Is It a Good Idea to Brand Investments as Social Impact?

So, I’ve been spending a lot of time trying to understand and create my own definition of social impact, and I’ve come to an interesting conclusion. I think it’s a terrible idea to brand yourself as an investor or your investments as “social impact”. Here’s why:

  1. Industry focused investors won’t consider impact deals. Many, maybe even most investors have identified a narrow niche to focus on: software, clean tech, biotech, etc. As I learned the hard way when I was trying to garner interest for a software investment that had the potential for a significant financial AND social return, the minute I mentioned “social impact”, the software investors turned off. When the average angel sees 400 deals before investing, trigger words that suggest the investment is outside their scope will kill their interest.
  2. You may not be invited to the table. When you say you are interested in “social impact” investing, many view you as a philanthropist rather than an investor. If you are like me and want to see a financial return, it’s critical that other savvy investors consider you a “real” investor.
  3. Creating an impact investor silo is not a good idea. When I first started doing this, I thought it would be a good idea to create a community that exclusively focused on social impact investments. However, after seeing the amazing resources available to the broader angel community, I realized it made zero sense to do so. I now work closely with the tech angel community and the Rockies Venture Club, and the power of collaboration has been invaluable.

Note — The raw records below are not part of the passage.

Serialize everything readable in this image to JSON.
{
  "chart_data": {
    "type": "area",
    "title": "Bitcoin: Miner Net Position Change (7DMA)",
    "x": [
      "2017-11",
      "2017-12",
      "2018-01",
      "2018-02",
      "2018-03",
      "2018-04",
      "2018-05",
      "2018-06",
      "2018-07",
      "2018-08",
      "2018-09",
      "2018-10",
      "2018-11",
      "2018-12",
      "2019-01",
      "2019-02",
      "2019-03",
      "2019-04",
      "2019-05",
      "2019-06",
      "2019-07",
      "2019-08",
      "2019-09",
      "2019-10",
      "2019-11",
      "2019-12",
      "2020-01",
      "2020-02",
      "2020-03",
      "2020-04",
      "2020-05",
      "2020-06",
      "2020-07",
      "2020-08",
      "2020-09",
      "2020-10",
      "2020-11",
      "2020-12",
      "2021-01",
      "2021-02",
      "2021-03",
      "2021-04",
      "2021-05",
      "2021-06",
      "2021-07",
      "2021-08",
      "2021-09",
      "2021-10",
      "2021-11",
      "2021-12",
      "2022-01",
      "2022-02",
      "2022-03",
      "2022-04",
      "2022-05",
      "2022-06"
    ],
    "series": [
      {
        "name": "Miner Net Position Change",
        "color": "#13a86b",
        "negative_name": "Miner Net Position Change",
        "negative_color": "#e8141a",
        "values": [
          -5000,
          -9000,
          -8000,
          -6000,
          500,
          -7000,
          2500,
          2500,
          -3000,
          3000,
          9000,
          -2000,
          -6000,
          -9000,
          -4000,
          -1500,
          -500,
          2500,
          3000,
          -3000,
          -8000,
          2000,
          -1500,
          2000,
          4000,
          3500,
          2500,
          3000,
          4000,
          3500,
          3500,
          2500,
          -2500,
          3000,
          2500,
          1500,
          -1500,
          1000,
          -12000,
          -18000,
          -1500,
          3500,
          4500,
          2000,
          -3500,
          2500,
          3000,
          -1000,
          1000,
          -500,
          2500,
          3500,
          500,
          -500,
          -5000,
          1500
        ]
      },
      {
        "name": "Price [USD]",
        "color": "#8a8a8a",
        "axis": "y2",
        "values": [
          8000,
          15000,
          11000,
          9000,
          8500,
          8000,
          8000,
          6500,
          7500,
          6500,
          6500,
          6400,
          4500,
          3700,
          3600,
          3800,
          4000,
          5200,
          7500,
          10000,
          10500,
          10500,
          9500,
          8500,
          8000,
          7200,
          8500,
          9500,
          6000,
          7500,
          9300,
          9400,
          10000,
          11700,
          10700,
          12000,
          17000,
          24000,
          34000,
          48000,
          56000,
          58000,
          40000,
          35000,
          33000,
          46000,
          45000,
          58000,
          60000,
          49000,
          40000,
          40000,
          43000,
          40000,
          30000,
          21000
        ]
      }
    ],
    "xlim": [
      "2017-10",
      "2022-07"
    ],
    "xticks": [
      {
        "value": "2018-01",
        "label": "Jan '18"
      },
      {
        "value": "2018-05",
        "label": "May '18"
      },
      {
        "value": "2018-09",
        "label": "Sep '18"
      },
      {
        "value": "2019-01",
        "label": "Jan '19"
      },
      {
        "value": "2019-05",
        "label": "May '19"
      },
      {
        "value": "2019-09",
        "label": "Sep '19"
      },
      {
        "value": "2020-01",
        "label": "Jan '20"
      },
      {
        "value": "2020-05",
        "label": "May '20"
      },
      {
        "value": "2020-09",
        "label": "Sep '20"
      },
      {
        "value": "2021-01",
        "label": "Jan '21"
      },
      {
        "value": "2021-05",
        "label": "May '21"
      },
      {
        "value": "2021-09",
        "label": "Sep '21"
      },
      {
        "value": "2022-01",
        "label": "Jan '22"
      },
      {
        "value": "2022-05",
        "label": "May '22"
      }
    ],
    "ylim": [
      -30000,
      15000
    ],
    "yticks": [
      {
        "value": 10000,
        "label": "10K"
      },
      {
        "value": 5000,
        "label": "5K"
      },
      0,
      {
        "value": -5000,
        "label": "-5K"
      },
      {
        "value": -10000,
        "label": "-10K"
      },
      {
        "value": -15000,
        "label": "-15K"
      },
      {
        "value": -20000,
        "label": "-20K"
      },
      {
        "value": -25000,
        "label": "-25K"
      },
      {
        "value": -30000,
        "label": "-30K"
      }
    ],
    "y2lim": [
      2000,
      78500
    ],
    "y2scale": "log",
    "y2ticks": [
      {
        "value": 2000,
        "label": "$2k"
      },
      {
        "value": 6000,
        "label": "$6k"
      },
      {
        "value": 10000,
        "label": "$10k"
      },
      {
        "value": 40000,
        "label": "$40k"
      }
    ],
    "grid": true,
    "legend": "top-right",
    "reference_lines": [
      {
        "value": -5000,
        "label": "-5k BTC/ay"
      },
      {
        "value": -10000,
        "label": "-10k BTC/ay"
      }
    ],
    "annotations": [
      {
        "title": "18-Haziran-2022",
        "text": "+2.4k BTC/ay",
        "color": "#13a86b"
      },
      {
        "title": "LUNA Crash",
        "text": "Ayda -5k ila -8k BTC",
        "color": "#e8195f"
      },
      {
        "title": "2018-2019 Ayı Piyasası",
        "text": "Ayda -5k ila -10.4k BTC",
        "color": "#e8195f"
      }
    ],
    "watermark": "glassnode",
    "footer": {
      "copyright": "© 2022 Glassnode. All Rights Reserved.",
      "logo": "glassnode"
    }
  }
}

  4. Creating an impact entrepreneur silo is also not a good idea. Entrepreneurs should not only collaborate with those with similar values, but also with similar business models. The best example I’ve seen of this is the Surge accelerator. Their program is for software companies serving both the clean tech and fossil fuel market. Not only can these companies share business expertise, but the clean tech companies might even inspire their counterparts to be more sustainable. Brilliant.